Embalas-nos docemente e deixamo-nos ir. Comoveste-me com as palavras finais. Tinha de ser uma Rosa... as rosas parece que estão assim destinadas a encantar-nos, a prender-nos intensamente, durante pouco tempo. Tempo de menos.
Há gente que devia viver para sempre...
Beijinhos

IC disse...

Obrigada, Teresa, dás-me sempre mimo sobre os meus posts. Nunca mais começo é a escrever textos mais curtinhos, mas também não me parece que escreva nos próximos dias, ando sob pressão com o pouco tempo do 3º Período para os nonos anos e tenho três livros que quero ler e ainda estão em espera (mas não são sobre educação, "ando" pela União Europeia e quero "ir" à China... :)) )
Beijinhos

Miguel Pinto disse...

“Não creio que alguém influencie outrém a não ser quando o outro já tem em si predisposição para o que o primeiro defende”

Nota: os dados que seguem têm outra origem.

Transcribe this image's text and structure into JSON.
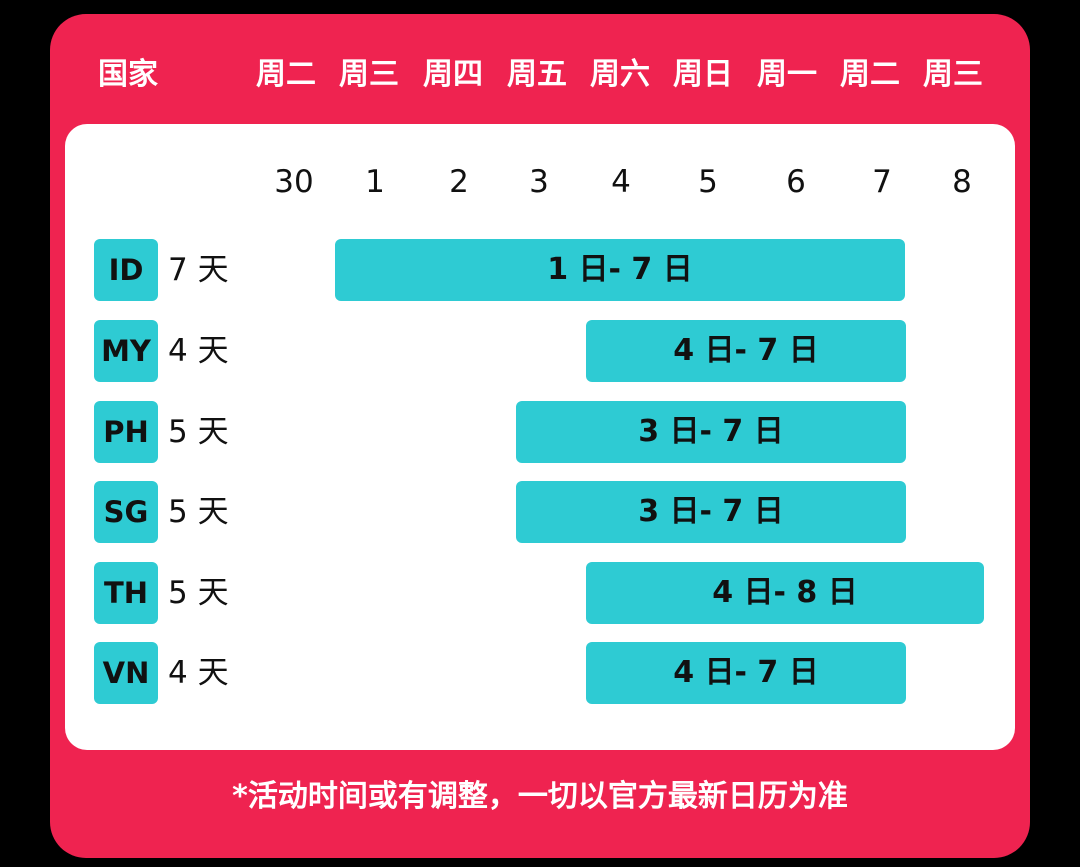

Confesso que também me deixo embalar pelas tuas histórias, Isabel. Mas mudando de assunto, há qualquer coisa que me escapa nesta tua afirmação… Será uma interpretação da teoria das vocações? É aqui que entra a minha pequena provocação: creio que encontramos o busílis da aprendizagem a Matemática. Os alunos não têm predisposição para a dita cuja…. ;) oopsss…

tsiwari disse...

Que ternura deixa fugir pelo texto que escreveu...

lindo!


parabéns.

IC disse...

Tsiwari, obrigada pelas palavras e pelas visitas :)

IC disse...

Miguel, só agora vi a tua "provocação", está na hora de ir para a escola, logo respondo ;)

IC disse...

Miguel, eu referia-me a uma pessoa influenciar outra no plano das ideias que defende, mas tens razão, ensino-aprendizagem tem alguma relação com isso. Claro que há alunos sem predisposição para algumas disciplinas (como nós, adultos para estudar assuntos que outros adoram estudar), mas, não fugindo à questão, não tenho dúvidas que qq aprendizagem só o é de facto (e não colagens com cuspo para testes e exames) se for significativa para o aluno, se lhe disser algo, e a questão (difícil) está no professor descobrir o que "mexe" com ele, pode ser o gosto pelo desafio, a descoberta, o perceber num jogo de raciocínio, etc.
Isabel pensando: não me saio airosamente desta, devia ter dito que não respondo a provocações [risos]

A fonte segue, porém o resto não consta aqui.